The story goes that five years later, in 2006, after Melanie Blatt and Nicole Appleton reconnected and reconvened their childhood friendship whilst on seperate holidays in the South of France, they along with Natalie Appleton and Shaznay Lewis all subsequently reconnected as friends at a burger bar in Hampstead Heath upon return to the UK, as the friendship previously torn apart was reborn as old wounds healed over.
Into the mix of all this then came Jamie Nelson, then Head of A&R at Parlophone, asking Shaznay – who was at a meeting to discuss writing for other artists on the label – what she and her bandmates were up to. Informing him of their recent reconnection, and without them actually being back in each other’s lives as bandmates, a new record deal was offered on the spot with Parlophone.
In hindsight, this was an incredibly brave – and as we’ll discuss – possibly unwise move to offer a new record deal to an act who has been dormant for nearly half a decade without testing the waters to see if there was still an audience and demand there, even whilst ‘Never Ever’ and ‘Pure Shores’ remained airplay staples. It was this that all parties were to find out to their cost.
I feel it’s important to say at this point that Studio 1, the resulting third album that they released with Parlophone, was and still is a mightily good record. Were it coming as an album released off the back of a reactivated greatest hits, it may have been a different story altogether sales wise. But regardless of the ultimate commercial fate that befell it, it still stands proud musically in their back catalogue.
It’s a pleasing update of the sound that had carried them thus far, their ear for lush harmonies still in tact, at times incorporating 60s and 70s sounds that called to mind Burt Bacharach or early reggae and ska. It was the latter that was particularly most evident on what ended up being the album’s first single ‘Rock Steady’.
Looking back, despite its instant chorus, and the fact it performed relatively well (it peaked at #3), it was a short song to say the least (just over 2 minutes to be precise) and sat somewhat at odds with the kind of thing they were known for. A well documented accusation from Girls Aloud – Cheryl in particular – saying it was ‘copying’ their sound didn’t help matters. But truly as a comeback single, its role, I feel, would have been better suited to the single that followed it.
A ballsy, part Neneh Cherry meets N*E*R*D hip hop laden banger about the excitement of being around a new love (‘Boy whenever you call / My stomach’s in bits / I can’t focus at all / You got me twisted’), ‘Chick Fit’ had the attitude and fun of their earlier releases (it happily sits next to say, ‘I Know Where It’s At’) but kept things fresh and moved them forward.
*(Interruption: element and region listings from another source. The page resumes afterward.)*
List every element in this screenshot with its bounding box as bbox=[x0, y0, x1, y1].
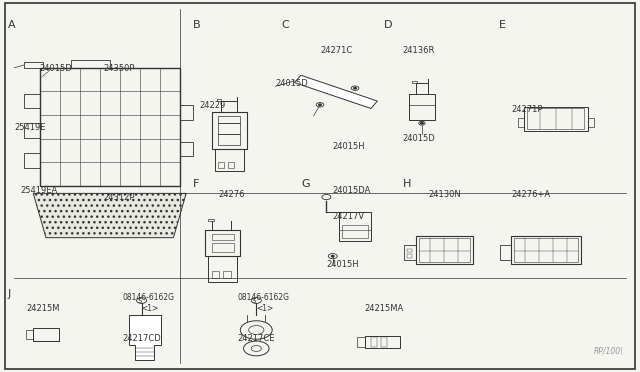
Bar bbox=[40, 68, 180, 186]
Bar bbox=[209, 219, 214, 221]
Text: 24217V: 24217V bbox=[333, 212, 365, 221]
Text: 25419E: 25419E bbox=[14, 123, 45, 132]
Bar bbox=[180, 105, 193, 119]
Bar bbox=[339, 212, 371, 241]
Bar bbox=[406, 254, 412, 258]
Bar bbox=[409, 94, 435, 119]
Bar bbox=[412, 81, 417, 83]
Bar bbox=[218, 162, 225, 167]
Bar bbox=[24, 123, 40, 138]
Bar bbox=[218, 116, 241, 123]
Text: <1>: <1> bbox=[141, 304, 159, 313]
Circle shape bbox=[420, 122, 423, 124]
Text: 08146-6162G: 08146-6162G bbox=[237, 293, 289, 302]
Text: RP/100\: RP/100\ bbox=[594, 347, 624, 356]
Bar bbox=[24, 62, 43, 68]
Text: 08146-6162G: 08146-6162G bbox=[122, 293, 175, 302]
Text: H: H bbox=[403, 179, 412, 189]
Text: A: A bbox=[8, 20, 15, 30]
Bar bbox=[212, 243, 234, 253]
Text: 24312P: 24312P bbox=[103, 193, 135, 202]
Bar bbox=[215, 149, 244, 171]
Bar bbox=[500, 245, 511, 260]
Text: 24271P: 24271P bbox=[511, 105, 543, 114]
Text: D: D bbox=[384, 20, 392, 30]
Text: 24136R: 24136R bbox=[403, 46, 435, 55]
Text: 24271C: 24271C bbox=[320, 46, 352, 55]
Bar bbox=[415, 236, 473, 263]
Text: 24276: 24276 bbox=[218, 190, 244, 199]
Text: 24215M: 24215M bbox=[27, 304, 60, 313]
Bar bbox=[518, 118, 524, 127]
Bar bbox=[588, 118, 594, 127]
Text: 24229: 24229 bbox=[199, 101, 225, 110]
Text: 24130N: 24130N bbox=[428, 190, 461, 199]
Bar bbox=[218, 134, 241, 145]
Text: B: B bbox=[193, 20, 200, 30]
Bar bbox=[24, 94, 40, 109]
Bar bbox=[180, 142, 193, 157]
Bar bbox=[209, 256, 237, 282]
Text: C: C bbox=[282, 20, 289, 30]
Circle shape bbox=[332, 256, 334, 257]
Bar bbox=[365, 336, 399, 349]
Bar bbox=[212, 271, 220, 278]
Bar bbox=[381, 337, 387, 347]
Bar bbox=[205, 230, 241, 256]
Text: G: G bbox=[301, 179, 310, 189]
Circle shape bbox=[354, 87, 356, 89]
Bar bbox=[212, 112, 246, 149]
Text: E: E bbox=[499, 20, 506, 30]
Text: 24015DA: 24015DA bbox=[333, 186, 371, 195]
Bar bbox=[217, 99, 221, 101]
Text: J: J bbox=[8, 289, 11, 299]
Text: <1>: <1> bbox=[256, 304, 273, 313]
Text: S: S bbox=[252, 298, 256, 304]
Text: F: F bbox=[193, 179, 199, 189]
Text: 24015D: 24015D bbox=[403, 134, 436, 143]
Bar bbox=[218, 123, 241, 134]
Bar bbox=[228, 162, 234, 167]
Text: 24350P: 24350P bbox=[103, 64, 135, 73]
Bar bbox=[223, 271, 231, 278]
Bar bbox=[24, 153, 40, 167]
Polygon shape bbox=[33, 193, 186, 238]
Bar bbox=[357, 337, 365, 347]
Bar bbox=[511, 236, 581, 263]
Bar bbox=[406, 249, 412, 253]
Polygon shape bbox=[129, 315, 161, 359]
Text: 25419EA: 25419EA bbox=[20, 186, 58, 195]
Bar bbox=[72, 61, 109, 68]
Circle shape bbox=[319, 104, 321, 106]
Bar bbox=[33, 328, 59, 341]
Bar bbox=[419, 238, 470, 262]
Text: 24217CD: 24217CD bbox=[122, 334, 161, 343]
Bar bbox=[371, 337, 378, 347]
Bar bbox=[527, 109, 584, 129]
Text: 24015D: 24015D bbox=[40, 64, 72, 73]
Bar bbox=[342, 225, 368, 238]
Text: S: S bbox=[137, 298, 141, 304]
Text: 24015H: 24015H bbox=[326, 260, 359, 269]
Polygon shape bbox=[294, 75, 378, 109]
Text: 24215MA: 24215MA bbox=[365, 304, 404, 313]
Bar bbox=[26, 330, 33, 339]
Text: 24015D: 24015D bbox=[275, 79, 308, 88]
Text: 24217CE: 24217CE bbox=[237, 334, 275, 343]
Text: 24015H: 24015H bbox=[333, 142, 365, 151]
Text: 24276+A: 24276+A bbox=[511, 190, 550, 199]
Bar bbox=[404, 245, 415, 260]
Bar bbox=[212, 234, 234, 240]
Bar bbox=[524, 107, 588, 131]
Bar bbox=[515, 238, 578, 262]
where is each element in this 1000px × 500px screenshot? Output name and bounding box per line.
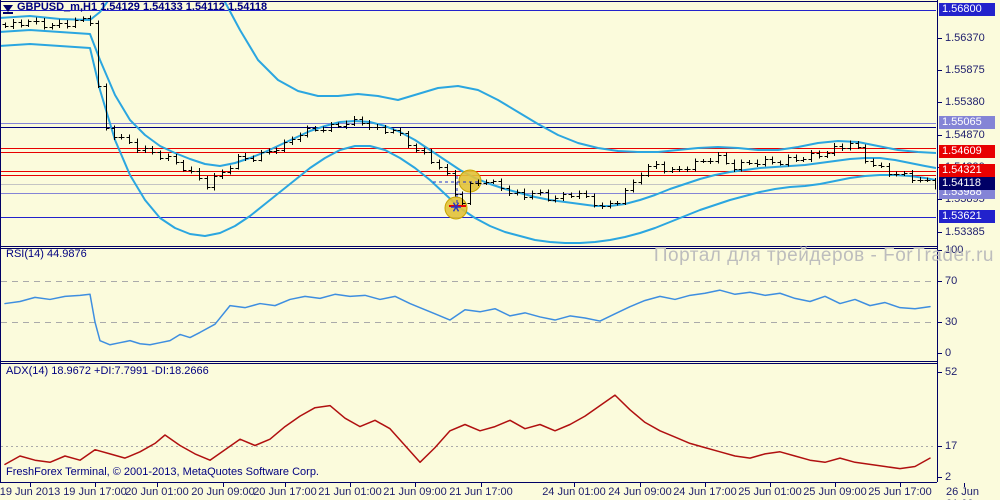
rsi-scale-tick: 100 [945,244,964,256]
price-level-badge: 1.56800 [939,3,995,16]
price-bars [2,15,936,210]
price-level-badge: 1.53621 [939,210,995,223]
time-axis-label: 21 Jun 09:00 [383,486,447,498]
time-axis-label: 25 Jun 17:00 [868,486,932,498]
time-axis-label: 20 Jun 09:00 [191,486,255,498]
time-axis-label: 21 Jun 17:00 [449,486,513,498]
price-scale-tick: 1.56370 [945,32,985,44]
terminal-copyright: FreshForex Terminal, © 2001-2013, MetaQu… [6,466,319,478]
time-axis-label: 19 Jun 17:00 [63,486,127,498]
rsi-scale-tick: 70 [945,275,958,287]
time-axis-label: 25 Jun 01:00 [738,486,802,498]
time-axis-label: 20 Jun 01:00 [125,486,189,498]
time-axis-label: 26 Jun 01:00 [946,486,980,500]
time-axis-label: 19 Jun 2013 [0,486,61,498]
price-scale-tick: 1.54870 [945,129,985,141]
chart-symbol-icon [3,4,13,12]
adx-scale-tick: 17 [945,440,958,452]
adx-scale-tick: 2 [945,471,952,483]
price-level-badge: 1.55065 [939,116,995,129]
time-axis-label: 20 Jun 17:00 [253,486,317,498]
price-scale-tick: 1.55875 [945,64,985,76]
adx-scale-tick: 52 [945,366,958,378]
current-price-badge: 1.54118 [939,177,995,190]
rsi-pane [1,281,936,346]
time-axis-label: 24 Jun 17:00 [673,486,737,498]
time-axis-label: 24 Jun 09:00 [608,486,672,498]
rsi-scale-tick: 30 [945,316,958,328]
rsi-scale-tick: 0 [945,347,952,359]
adx-indicator-label: ADX(14) 18.9672 +DI:7.7991 -DI:18.2666 [6,365,209,377]
adx-pane [1,394,936,470]
time-axis-label: 25 Jun 09:00 [803,486,867,498]
bollinger-bands [1,2,936,244]
quote-line: GBPUSD_m,H1 1.54129 1.54133 1.54112 1.54… [17,1,268,13]
price-scale-tick: 1.53385 [945,226,985,238]
time-axis-label: 21 Jun 01:00 [318,486,382,498]
price-level-badge: 1.54321 [939,164,995,177]
rsi-indicator-label: RSI(14) 44.9876 [6,248,87,260]
price-scale-tick: 1.55380 [945,96,985,108]
chart-annotation-objects [433,169,482,220]
time-axis-label: 24 Jun 01:00 [542,486,606,498]
price-level-badge: 1.54609 [939,145,995,158]
broker-watermark: Портал для трейдеров - ForTrader.ru [653,245,994,266]
chart-title-bar: GBPUSD_m,H1 1.54129 1.54133 1.54112 1.54… [3,1,267,13]
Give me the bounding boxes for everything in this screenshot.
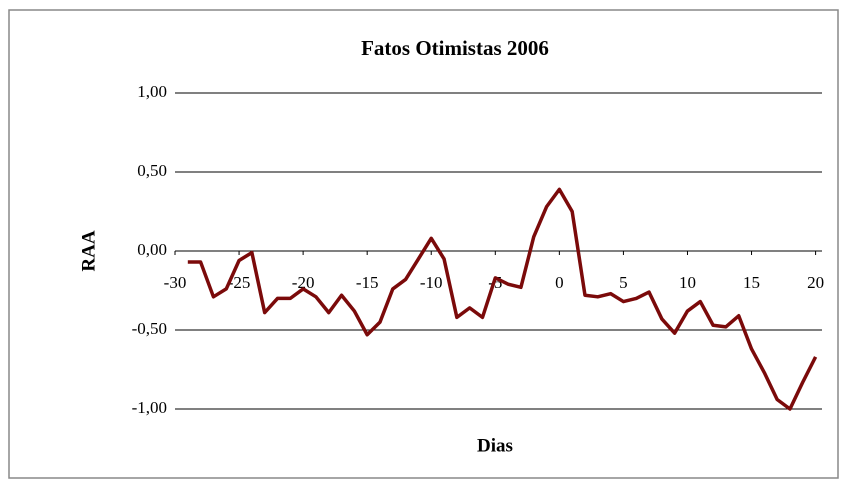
chart-title: Fatos Otimistas 2006 [361,36,549,60]
line-series [187,187,818,411]
chart-border [8,9,839,479]
y-tick-label: -0,50 [132,319,167,338]
x-tick-label: -20 [292,273,315,292]
x-tick-label: -15 [356,273,379,292]
x-tick-label: 0 [555,273,564,292]
y-axis-label: RAA [78,230,99,271]
y-tick-label: 1,00 [137,82,167,101]
x-tick-label: 20 [807,273,824,292]
x-tick-label: -25 [228,273,251,292]
x-tick-label: 5 [619,273,628,292]
y-tick-label: 0,00 [137,240,167,259]
y-tick-label: -1,00 [132,398,167,417]
y-tick-label: 0,50 [137,161,167,180]
x-tick-label: 10 [679,273,696,292]
x-tick-label: 15 [743,273,760,292]
x-axis-label: Dias [477,435,513,456]
x-tick-label: -10 [420,273,443,292]
x-tick-label: -30 [164,273,187,292]
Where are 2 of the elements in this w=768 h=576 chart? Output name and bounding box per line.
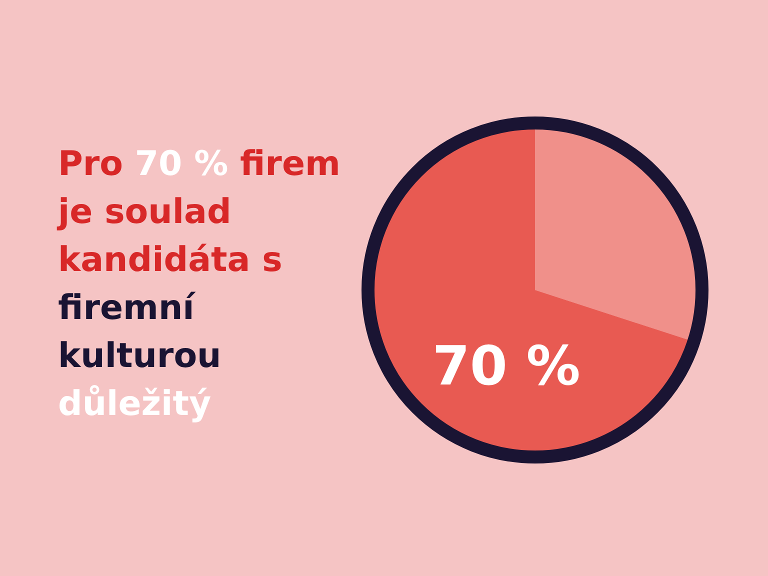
chart-title: Pro 70 % firem je soulad kandidáta s firemní kulturou důležitý (58, 144, 340, 424)
data-label: 70 % (432, 334, 580, 398)
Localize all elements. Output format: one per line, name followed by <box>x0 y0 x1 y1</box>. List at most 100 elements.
Even now when they play it live on tour it’s still one of the best songs of the set.
That Parlophone seemed to turn off the money tap the second the Studio 1 album was released (it peaked at #40 before disappearing) and thus relegated this single to a digital download only release before dropping them unceremoniously is one thing. The press and industry at large failing to give them the chance to reemerge and be remembered for more than insignificant squabbles for gossip page fodder is another. ‘Chick Fit’ being nothing more than the pop equivalent of collateral damage? Pardon our French, but absolutely fucking not. It is one of their finest singles 15 years on. Fact.